Es probable que a medida que avance el año incluso se den tasas de crecimiento de doble dígito, pero como en el caso de la inflación, con niveles de hasta 6% anual, hay un efecto de comparación por la abrupta contracción de los primeros meses del Covid-19. Al crecimiento real habría que descontarle ese factor, además del inflacionario.

Así, este año, el 5% pronosticado podría quedar en menos de 2.5% real. Hacia delante, con los niveles de inversión esperables, en lugar del promedio anual de 2.5% que tuvimos por tres décadas, podríamos estar ante una fase de 1.5 por ciento o poco más.

La reactivación del consumo cuenta, pero está inevitablemente acotada por la propia falta de crecimiento, determinada, a su vez, por la inversión que no sólo se ha estancado, sino que podría seguir en una tendencia de contracción de largo plazo en adelante, algo que no se remediará aunque se avanzara aceleradamente la vacunación.

Para crecer sostenidamente al 4% o más, fundamental para abatir los niveles de pobreza que arrastramos, deberíamos invertir alrededor de 24% anual como porcentaje del PIB. Por años, a los que hoy se tilda de “periodo neoliberal”, el dato osciló entre 21%, pero desde 2018 hay un declive acentuado que nos ha llevado hasta menos de 19 por ciento. Países como Corea del Sur o Chile, que se han vuelto desarrollados o están a punto de serlo, han mantenido tasas de más de 30%, y los chinos de 40% desde hace décadas.

La inversión privada se desplomó en el 2020 casi -20%, con el añadido de que ya en 2019 registró un retroceso de -3.38 por ciento.
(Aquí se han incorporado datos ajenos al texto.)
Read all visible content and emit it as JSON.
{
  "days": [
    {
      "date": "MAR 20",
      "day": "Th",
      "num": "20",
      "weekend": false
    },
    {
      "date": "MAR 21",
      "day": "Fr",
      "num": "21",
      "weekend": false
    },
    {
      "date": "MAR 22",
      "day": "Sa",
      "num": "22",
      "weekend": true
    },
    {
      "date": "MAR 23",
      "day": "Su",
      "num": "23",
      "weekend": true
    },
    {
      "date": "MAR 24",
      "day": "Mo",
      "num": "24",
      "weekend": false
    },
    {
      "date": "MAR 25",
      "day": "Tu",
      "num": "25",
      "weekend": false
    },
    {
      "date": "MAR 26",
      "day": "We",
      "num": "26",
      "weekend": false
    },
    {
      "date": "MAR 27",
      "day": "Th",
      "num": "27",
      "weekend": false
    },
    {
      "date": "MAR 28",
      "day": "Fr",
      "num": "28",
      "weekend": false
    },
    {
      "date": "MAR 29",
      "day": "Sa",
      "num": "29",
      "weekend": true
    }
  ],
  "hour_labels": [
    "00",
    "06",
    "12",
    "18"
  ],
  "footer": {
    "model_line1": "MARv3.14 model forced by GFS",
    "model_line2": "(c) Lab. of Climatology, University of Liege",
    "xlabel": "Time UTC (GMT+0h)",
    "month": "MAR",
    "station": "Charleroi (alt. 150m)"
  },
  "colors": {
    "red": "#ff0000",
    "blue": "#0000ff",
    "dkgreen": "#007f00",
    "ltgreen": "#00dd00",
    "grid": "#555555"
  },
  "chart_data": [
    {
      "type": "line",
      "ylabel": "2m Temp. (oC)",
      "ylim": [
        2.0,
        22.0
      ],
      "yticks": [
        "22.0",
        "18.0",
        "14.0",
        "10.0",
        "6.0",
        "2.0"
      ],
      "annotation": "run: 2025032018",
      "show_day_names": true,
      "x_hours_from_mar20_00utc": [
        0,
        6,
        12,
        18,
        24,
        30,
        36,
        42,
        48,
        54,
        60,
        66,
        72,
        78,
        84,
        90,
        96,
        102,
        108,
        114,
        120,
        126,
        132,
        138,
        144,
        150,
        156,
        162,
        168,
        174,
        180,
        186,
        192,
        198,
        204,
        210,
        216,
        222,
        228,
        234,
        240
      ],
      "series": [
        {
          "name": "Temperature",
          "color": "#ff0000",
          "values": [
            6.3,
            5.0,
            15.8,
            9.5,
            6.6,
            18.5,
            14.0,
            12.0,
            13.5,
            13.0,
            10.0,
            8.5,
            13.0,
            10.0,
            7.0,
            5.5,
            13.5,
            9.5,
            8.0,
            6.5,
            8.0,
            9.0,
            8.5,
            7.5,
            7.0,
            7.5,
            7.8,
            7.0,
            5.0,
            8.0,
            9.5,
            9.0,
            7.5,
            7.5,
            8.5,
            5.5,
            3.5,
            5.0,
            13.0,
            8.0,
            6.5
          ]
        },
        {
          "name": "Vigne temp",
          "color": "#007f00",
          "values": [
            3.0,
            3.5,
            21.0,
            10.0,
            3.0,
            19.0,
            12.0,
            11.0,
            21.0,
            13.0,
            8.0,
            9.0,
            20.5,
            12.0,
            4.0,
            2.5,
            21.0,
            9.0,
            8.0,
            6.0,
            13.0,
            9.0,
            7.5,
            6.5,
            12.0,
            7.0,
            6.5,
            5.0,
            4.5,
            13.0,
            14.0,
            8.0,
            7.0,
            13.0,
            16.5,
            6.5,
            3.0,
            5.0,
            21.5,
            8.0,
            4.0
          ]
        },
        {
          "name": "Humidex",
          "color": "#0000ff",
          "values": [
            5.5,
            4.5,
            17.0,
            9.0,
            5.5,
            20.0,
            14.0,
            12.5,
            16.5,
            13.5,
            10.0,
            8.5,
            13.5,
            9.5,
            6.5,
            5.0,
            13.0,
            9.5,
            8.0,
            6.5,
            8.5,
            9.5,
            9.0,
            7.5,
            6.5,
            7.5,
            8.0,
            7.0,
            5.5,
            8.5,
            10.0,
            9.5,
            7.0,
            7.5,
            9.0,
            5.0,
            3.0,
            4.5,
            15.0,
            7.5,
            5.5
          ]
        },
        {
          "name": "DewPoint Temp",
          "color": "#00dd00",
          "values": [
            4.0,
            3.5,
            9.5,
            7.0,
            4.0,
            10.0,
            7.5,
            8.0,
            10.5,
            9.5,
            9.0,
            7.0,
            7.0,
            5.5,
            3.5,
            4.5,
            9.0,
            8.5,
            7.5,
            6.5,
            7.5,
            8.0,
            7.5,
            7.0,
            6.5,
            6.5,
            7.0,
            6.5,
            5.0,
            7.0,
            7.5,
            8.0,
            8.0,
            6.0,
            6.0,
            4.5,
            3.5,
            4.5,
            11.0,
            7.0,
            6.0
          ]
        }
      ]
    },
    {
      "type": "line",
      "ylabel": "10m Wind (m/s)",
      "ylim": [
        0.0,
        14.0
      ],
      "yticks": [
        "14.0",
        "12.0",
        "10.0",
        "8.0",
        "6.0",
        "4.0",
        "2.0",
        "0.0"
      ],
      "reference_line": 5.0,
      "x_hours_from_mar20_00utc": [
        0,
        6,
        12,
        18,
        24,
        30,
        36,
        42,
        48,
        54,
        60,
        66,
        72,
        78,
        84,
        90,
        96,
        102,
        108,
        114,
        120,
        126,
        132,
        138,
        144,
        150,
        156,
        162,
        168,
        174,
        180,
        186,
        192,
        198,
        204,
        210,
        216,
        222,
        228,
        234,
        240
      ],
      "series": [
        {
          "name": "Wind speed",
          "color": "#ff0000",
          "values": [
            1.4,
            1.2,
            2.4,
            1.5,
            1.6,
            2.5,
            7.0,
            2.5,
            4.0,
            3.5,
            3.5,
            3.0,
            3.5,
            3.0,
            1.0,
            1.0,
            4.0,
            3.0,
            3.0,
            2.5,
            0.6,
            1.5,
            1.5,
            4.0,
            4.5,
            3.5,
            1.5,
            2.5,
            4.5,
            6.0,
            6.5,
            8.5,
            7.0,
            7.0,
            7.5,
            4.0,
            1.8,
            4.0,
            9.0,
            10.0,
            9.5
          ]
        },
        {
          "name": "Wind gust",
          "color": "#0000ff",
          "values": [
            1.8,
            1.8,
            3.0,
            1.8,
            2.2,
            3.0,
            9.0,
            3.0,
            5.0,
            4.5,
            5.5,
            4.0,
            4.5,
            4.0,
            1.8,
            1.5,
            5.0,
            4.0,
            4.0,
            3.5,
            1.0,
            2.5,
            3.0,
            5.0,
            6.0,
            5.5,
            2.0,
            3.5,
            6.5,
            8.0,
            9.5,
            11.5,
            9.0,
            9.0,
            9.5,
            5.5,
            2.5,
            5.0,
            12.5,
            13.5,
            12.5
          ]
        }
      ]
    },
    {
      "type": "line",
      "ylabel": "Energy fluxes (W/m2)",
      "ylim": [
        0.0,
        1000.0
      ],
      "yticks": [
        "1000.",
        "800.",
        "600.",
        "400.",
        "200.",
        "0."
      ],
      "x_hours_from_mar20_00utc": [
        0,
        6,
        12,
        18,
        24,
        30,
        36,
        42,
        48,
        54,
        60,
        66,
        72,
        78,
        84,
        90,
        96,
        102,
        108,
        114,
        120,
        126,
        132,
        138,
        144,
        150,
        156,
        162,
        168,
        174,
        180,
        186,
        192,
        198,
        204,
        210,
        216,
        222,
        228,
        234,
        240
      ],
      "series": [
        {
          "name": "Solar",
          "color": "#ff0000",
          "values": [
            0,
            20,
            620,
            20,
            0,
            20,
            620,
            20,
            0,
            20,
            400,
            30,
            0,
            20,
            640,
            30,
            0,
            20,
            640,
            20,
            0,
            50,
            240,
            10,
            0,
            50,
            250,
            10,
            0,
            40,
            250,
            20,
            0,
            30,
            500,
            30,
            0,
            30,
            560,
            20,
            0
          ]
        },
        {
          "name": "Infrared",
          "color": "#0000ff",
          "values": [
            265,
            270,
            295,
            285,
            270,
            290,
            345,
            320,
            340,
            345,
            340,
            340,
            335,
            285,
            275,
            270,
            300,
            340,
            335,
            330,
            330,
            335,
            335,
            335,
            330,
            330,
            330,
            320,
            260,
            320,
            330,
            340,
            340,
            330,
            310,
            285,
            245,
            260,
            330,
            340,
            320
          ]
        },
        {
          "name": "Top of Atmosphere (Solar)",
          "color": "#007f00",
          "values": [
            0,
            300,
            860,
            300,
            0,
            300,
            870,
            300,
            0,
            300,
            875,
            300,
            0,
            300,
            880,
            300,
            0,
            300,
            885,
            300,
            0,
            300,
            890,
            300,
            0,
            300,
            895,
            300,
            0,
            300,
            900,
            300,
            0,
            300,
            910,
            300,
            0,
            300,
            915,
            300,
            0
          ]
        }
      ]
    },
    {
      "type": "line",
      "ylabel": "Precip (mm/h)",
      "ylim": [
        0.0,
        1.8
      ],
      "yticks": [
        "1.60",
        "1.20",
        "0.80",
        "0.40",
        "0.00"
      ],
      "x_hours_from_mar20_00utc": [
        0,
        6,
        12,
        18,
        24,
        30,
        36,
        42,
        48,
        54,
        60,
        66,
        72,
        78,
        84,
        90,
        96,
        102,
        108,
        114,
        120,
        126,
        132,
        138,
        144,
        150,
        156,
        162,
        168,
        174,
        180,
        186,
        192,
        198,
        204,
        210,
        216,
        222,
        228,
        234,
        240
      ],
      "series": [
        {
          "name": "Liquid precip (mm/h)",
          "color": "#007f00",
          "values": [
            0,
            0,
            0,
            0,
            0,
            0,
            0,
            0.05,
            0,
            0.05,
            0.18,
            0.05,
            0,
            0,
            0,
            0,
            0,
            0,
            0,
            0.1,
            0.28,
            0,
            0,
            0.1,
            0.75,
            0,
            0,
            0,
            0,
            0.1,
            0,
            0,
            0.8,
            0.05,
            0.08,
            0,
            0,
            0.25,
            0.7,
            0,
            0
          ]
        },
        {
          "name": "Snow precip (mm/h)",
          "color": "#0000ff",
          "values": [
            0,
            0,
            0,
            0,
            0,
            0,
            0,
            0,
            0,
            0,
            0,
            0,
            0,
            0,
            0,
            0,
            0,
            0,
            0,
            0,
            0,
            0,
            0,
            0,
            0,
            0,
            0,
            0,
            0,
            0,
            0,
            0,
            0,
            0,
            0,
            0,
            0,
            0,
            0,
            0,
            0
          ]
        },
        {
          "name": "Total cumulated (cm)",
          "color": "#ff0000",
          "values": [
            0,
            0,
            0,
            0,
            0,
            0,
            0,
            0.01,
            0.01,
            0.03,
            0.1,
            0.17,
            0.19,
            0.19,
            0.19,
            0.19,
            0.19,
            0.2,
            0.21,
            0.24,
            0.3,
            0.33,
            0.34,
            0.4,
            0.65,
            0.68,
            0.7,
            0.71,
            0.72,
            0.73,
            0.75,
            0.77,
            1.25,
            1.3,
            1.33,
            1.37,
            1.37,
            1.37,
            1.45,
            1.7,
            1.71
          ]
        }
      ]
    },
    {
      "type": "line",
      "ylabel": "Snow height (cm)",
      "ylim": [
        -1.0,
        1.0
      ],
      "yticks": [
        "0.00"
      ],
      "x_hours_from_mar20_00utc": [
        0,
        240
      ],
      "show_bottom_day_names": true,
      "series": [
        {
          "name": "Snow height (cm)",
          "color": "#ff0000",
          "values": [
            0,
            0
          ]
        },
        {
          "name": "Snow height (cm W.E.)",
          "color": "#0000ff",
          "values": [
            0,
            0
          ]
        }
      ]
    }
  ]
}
Para comparar, en Estados Unidos la inversión se contrajo sólo 3.9% el año pasado y ya en el último trimestre de éste, el nivel estaba por arriba del promedio en 2019.

Si los bajos niveles de inversión productiva –insistamos, previos a la pandemia– serán el “regreso a la normalidad”, lo que nos espera es un prolongado deterioro económico. Debemos tener eso bien claro y la causa de fondo en este momento: hay que hacer muchas cosas para que aumente la inversión conforme al potencial de México, lo mismo en infraestructura y política industrial que en educación y capital humano, pero por lo pronto ayudaría mucho revertir el problema que explica que hayamos pasado del estancamiento inercial al declive: precisamente el contexto de descomposición política que genera una enorme incertidumbre tanto en términos macroeconómicos como jurídicos, lo que hace que se reduzcan, posterguen o cancelen proyectos productivos de las empresas nacionales y que muchas del exterior volteen a otros países.

Necesitamos encontrar la forma de conciliar; que más allá las diferencias partidistas e ideológicas, trabajemos en sintonía para confirmar a nuestro país como un gran espacio para la inversión creadora de empleos, ingresos fiscales y progreso. Es un ganar-ganar. En el mundo oportunidades magníficas, por los cambios en la estructuración de cadenas productivas, donde la resiliencia y la cercanía a mercados como el estadounidense cobran relevancia estratégica. También por el despegue de sectores con formidable proyección, como la energía renovable y la transición al transporte eléctrico. México tiene ventajas comparativas ideales, si optamos por ser prácticos.

Es por el bien común: más inversión y menos politización del tipo que dinamita el diálogo en la pluralidad, y la unión en lo esencial.